As shown in Table 1 and Table 2, the spraying compound was inferior in uniformity because of considerably large standard deviation of “Spraying compound/Me (mol%)” in Comparative Example 3 adopting the flow ξ in accordance with a conventional method, wherein the precursor compound and the lithium compound were mixed with the W compound. On the other hand, the spraying compound was excellent in uniformity because of small standard deviation of “Spraying compound/Me (mol%)” in Examples 1 to 15 adopting the flow α, β, or γ in accordance with the production method of the present invention, wherein was performed the spraying/mixing step of spraying the spraying agent containing the W compound or the Zr compound onto the mixture of the precursor compound with the lithium compound.

The positive electrode active material produced by the production method of the present invention can improve battery properties of non-aqueous electrolyte secondary batteries rather than adversely affects them, and therefore, it is suitable as a positive electrode active material for non-aqueous electrolyte secondary batteries.

As described above, embodiments have been described as examples of art in the present invention. Thus, the attached drawings and detailed description have been provided.

Therefore, in order to illustrate the art, not only essential elements for solving the problems but also elements that are not necessary for solving the problems may be included in elements appearing in the attached drawings or in the detailed description. Therefore, such unnecessary elements should not be immediately determined as necessary elements because of their presence in the attached drawings or in the detailed description.

Further, since the embodiments described above are merely examples of the art in the present invention, it is understood that various modifications, replacements, additions, omissions, and the like can be performed in the scope of the claims or in an equivalent scope thereof.

Claims

1. A method for producing a positive electrode active material for non-aqueous electrolyte secondary batteries, comprising at least

a spraying/mixing step of: mixing a precursor compound of the positive electrode active material with a lithium compound to prepare a mixture; and simultaneously spraying a spraying agent containing at least one element onto the mixture.

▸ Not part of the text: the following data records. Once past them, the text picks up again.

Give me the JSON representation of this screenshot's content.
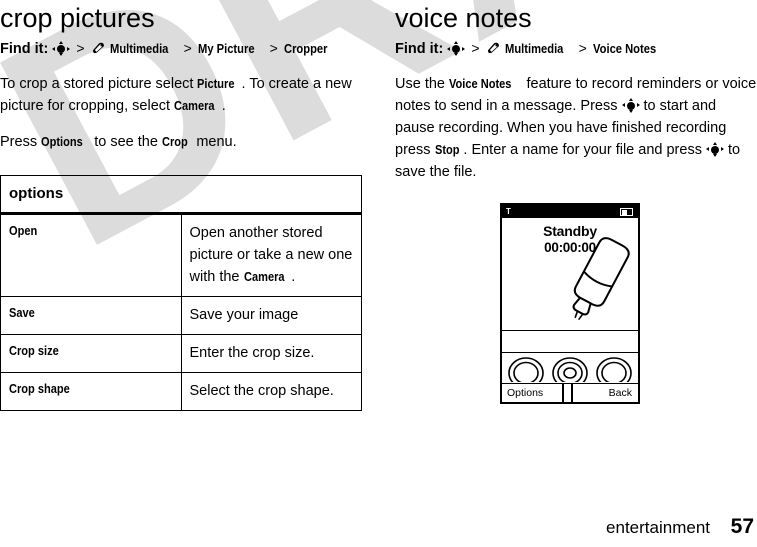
{
  "watermark": {
    "text": "DRAFT",
    "color": "#dcdcdc"
  },
  "left_column": {
    "title": "crop pictures",
    "find_it": {
      "label": "Find it:",
      "nav_icon": "joystick-navigation-key-icon",
      "separator": ">",
      "crumbs": [
        "Multimedia",
        "My Picture",
        "Cropper"
      ],
      "menu_icon": "multimedia-icon"
    },
    "paragraphs": [
      {
        "segments": [
          {
            "text": "To crop a stored picture select ",
            "bold": false
          },
          {
            "text": "Picture",
            "bold": true
          },
          {
            "text": ". To create a new picture for cropping, select ",
            "bold": false
          },
          {
            "text": "Camera",
            "bold": true
          },
          {
            "text": ".",
            "bold": false
          }
        ]
      },
      {
        "segments": [
          {
            "text": "Press ",
            "bold": false
          },
          {
            "text": "Options",
            "bold": true
          },
          {
            "text": " to see the ",
            "bold": false
          },
          {
            "text": "Crop",
            "bold": true
          },
          {
            "text": " menu.",
            "bold": false
          }
        ]
      }
    ],
    "table": {
      "header": "options",
      "rows": [
        {
          "key": "Open",
          "value_pre": "Open another stored picture or take a new one with the ",
          "value_bold": "Camera",
          "value_post": "."
        },
        {
          "key": "Save",
          "value_pre": "Save your image",
          "value_bold": "",
          "value_post": ""
        },
        {
          "key": "Crop size",
          "value_pre": "Enter the crop size.",
          "value_bold": "",
          "value_post": ""
        },
        {
          "key": "Crop shape",
          "value_pre": "Select the crop shape.",
          "value_bold": "",
          "value_post": ""
        }
      ]
    }
  },
  "right_column": {
    "title": "voice notes",
    "find_it": {
      "label": "Find it:",
      "nav_icon": "joystick-navigation-key-icon",
      "separator": ">",
      "crumbs": [
        "Multimedia",
        "Voice Notes"
      ],
      "menu_icon": "multimedia-icon"
    },
    "paragraph": {
      "segments": [
        {
          "text": "Use the ",
          "bold": false
        },
        {
          "text": "Voice Notes",
          "bold": true
        },
        {
          "text": " feature to record reminders or voice notes to send in a message. Press ",
          "bold": false
        },
        {
          "text": "[navkey]",
          "bold": false
        },
        {
          "text": " to start and pause recording. When you have finished recording press ",
          "bold": false
        },
        {
          "text": "Stop",
          "bold": true
        },
        {
          "text": ". Enter a name for your file and press ",
          "bold": false
        },
        {
          "text": "[navkey]",
          "bold": false
        },
        {
          "text": " to save the file.",
          "bold": false
        }
      ]
    },
    "phone": {
      "status_bar": {
        "signal_icon": "signal-strength-icon",
        "signal_glyph": "T",
        "battery_icon": "battery-icon"
      },
      "screen": {
        "title": "Standby",
        "timer": "00:00:00",
        "illustration": "microphone-icon"
      },
      "keys": {
        "left_key_icon": "left-soft-key-icon",
        "center_key_icon": "center-select-key-icon",
        "right_key_icon": "right-soft-key-icon"
      },
      "soft_keys": {
        "left_label": "Options",
        "right_label": "Back"
      }
    }
  },
  "footer": {
    "section": "entertainment",
    "page_number": "57"
  }
}
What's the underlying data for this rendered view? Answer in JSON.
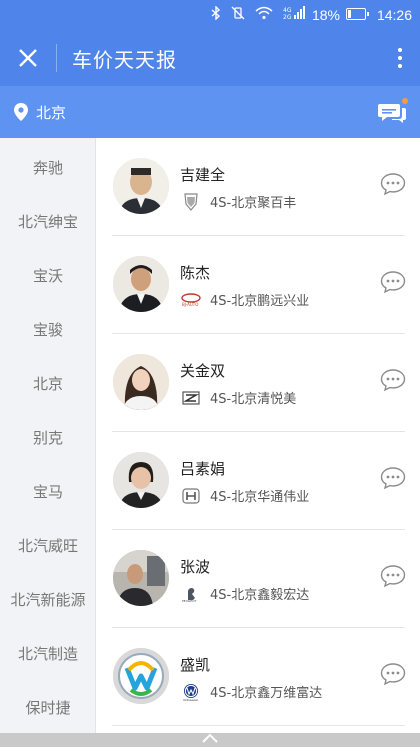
{
  "status_bar": {
    "battery_percent": "18%",
    "time": "14:26"
  },
  "app_bar": {
    "title": "车价天天报"
  },
  "location_bar": {
    "city": "北京"
  },
  "sidebar": {
    "brands": [
      "奔驰",
      "北汽绅宝",
      "宝沃",
      "宝骏",
      "北京",
      "别克",
      "宝马",
      "北汽威旺",
      "北汽新能源",
      "北汽制造",
      "保时捷"
    ]
  },
  "sales_list": [
    {
      "name": "吉建全",
      "dealer": "4S-北京聚百丰",
      "brand_icon": "cadillac-logo-icon"
    },
    {
      "name": "陈杰",
      "dealer": "4S-北京鹏远兴业",
      "brand_icon": "beiqi-logo-icon"
    },
    {
      "name": "关金双",
      "dealer": "4S-北京清悦美",
      "brand_icon": "zotye-logo-icon"
    },
    {
      "name": "吕素娟",
      "dealer": "4S-北京华通伟业",
      "brand_icon": "honda-logo-icon"
    },
    {
      "name": "张波",
      "dealer": "4S-北京鑫毅宏达",
      "brand_icon": "peugeot-logo-icon"
    },
    {
      "name": "盛凯",
      "dealer": "4S-北京鑫万维富达",
      "brand_icon": "volkswagen-logo-icon"
    }
  ],
  "colors": {
    "primary": "#4f85ea",
    "location_bar": "#5f93f1",
    "sidebar_bg": "#f2f3f6",
    "notification_dot": "#ff9a3a"
  }
}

2. The method according to claim 1, wherein

an internal pressure of a vessel in which at least one of the mixture and a sprayed material obtained by spraying the spraying agent onto the mixture is present is lower than an atmospheric pressure, in the spraying/mixing step.

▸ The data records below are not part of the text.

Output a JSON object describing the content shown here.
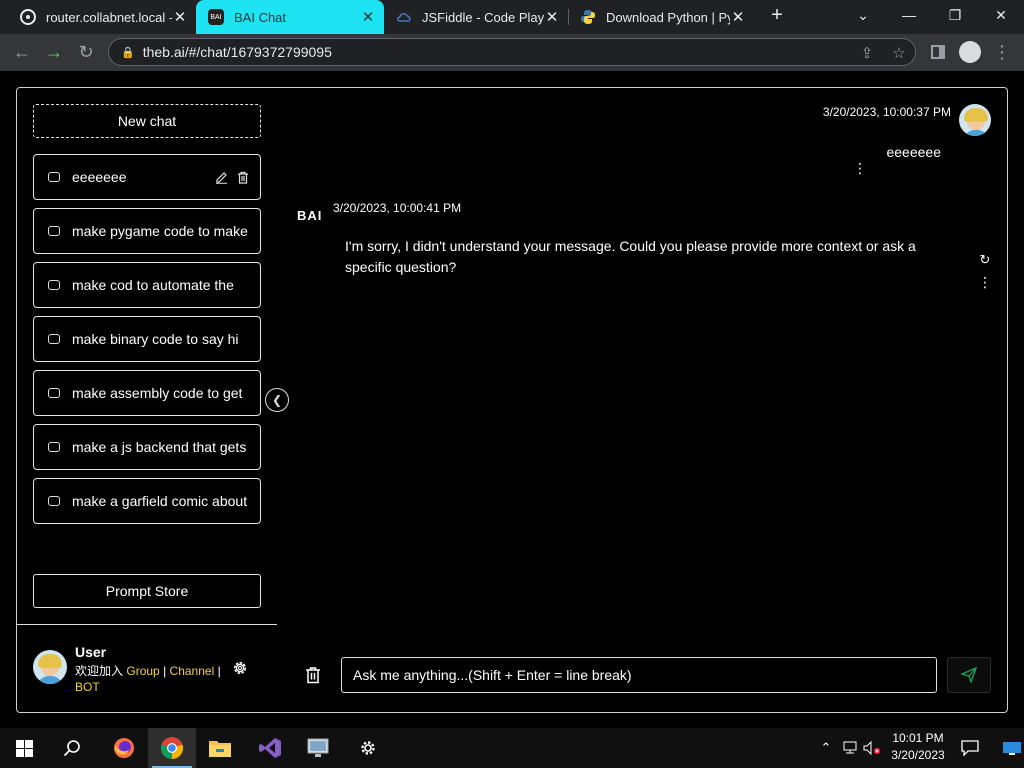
{
  "browser": {
    "tabs": [
      {
        "title": "router.collabnet.local -",
        "active": false
      },
      {
        "title": "BAI Chat",
        "active": true
      },
      {
        "title": "JSFiddle - Code Playgro",
        "active": false
      },
      {
        "title": "Download Python | Pyt",
        "active": false
      }
    ],
    "new_tab_icon": "plus-icon",
    "url": "theb.ai/#/chat/1679372799095",
    "colors": {
      "active_tab": "#1ee3f2",
      "tabbar": "#202124",
      "toolbar": "#35363a"
    }
  },
  "app": {
    "new_chat_label": "New chat",
    "chats": [
      {
        "title": "eeeeeee",
        "editable": true
      },
      {
        "title": "make pygame code to make"
      },
      {
        "title": "make cod to automate the"
      },
      {
        "title": "make binary code to say hi"
      },
      {
        "title": "make assembly code to get"
      },
      {
        "title": "make a js backend that gets"
      },
      {
        "title": "make a garfield comic about"
      }
    ],
    "prompt_store_label": "Prompt Store",
    "user": {
      "name": "User",
      "join_text": "欢迎加入",
      "group_label": "Group",
      "separator": "|",
      "channel_label": "Channel",
      "bot_label": "BOT"
    },
    "messages": {
      "user": {
        "timestamp": "3/20/2023, 10:00:37 PM",
        "text": "eeeeeee"
      },
      "bot": {
        "logo": "BAI",
        "timestamp": "3/20/2023, 10:00:41 PM",
        "text": "I'm sorry, I didn't understand your message. Could you please provide more context or ask a specific question?"
      }
    },
    "input": {
      "placeholder": "Ask me anything...(Shift + Enter = line break)",
      "value": ""
    },
    "link_color": "#f2d13f",
    "send_color": "#18a058"
  },
  "taskbar": {
    "clock_time": "10:01 PM",
    "clock_date": "3/20/2023",
    "apps": [
      "start-icon",
      "search-icon",
      "firefox-icon",
      "chrome-icon",
      "file-explorer-icon",
      "visual-studio-icon",
      "remote-desktop-icon",
      "settings-icon"
    ]
  }
}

3. The method according to claim I, further comprising

a drying step of drying a sprayed material obtained by spraying the spraying agent onto the mixture, after the spraying, mixing step.

4. The method according to claim 3, wherein

heating is performed so that a maximum temperature of the sprayed material is 40° C. to 150° C., in at least one of the spraying/mixing step and the drying step.

5. The method according to claim 1, wherein

the element is contained in a form of a compound of the element in the spraying agent and

an amount of the compound in the spraying agent is 8 wt% to 35 wt%.

6. The method according to claim 1, wherein

the precursor compound contains at least nickel (Ni) and has an average secondary particle diameter of 5.5 µn or less.

7. The method according to claim 1, wherein

the spraying agent is an aqueous solution or a suspension containing at least one element selected from tungsten (W), zirconium (Zr), niobium (Nb), boron (B), phosphorus (P), and molybdenum (Mo).

8. The method according to claim 1, wherein

the spraying agent is an aqueous solution containing tungsten (W).

9. The method according to claim 1, wherein

the mixture is mixture powder.

10. The method according to claim 1, wherein

the lithium compound is powdery lithium compound.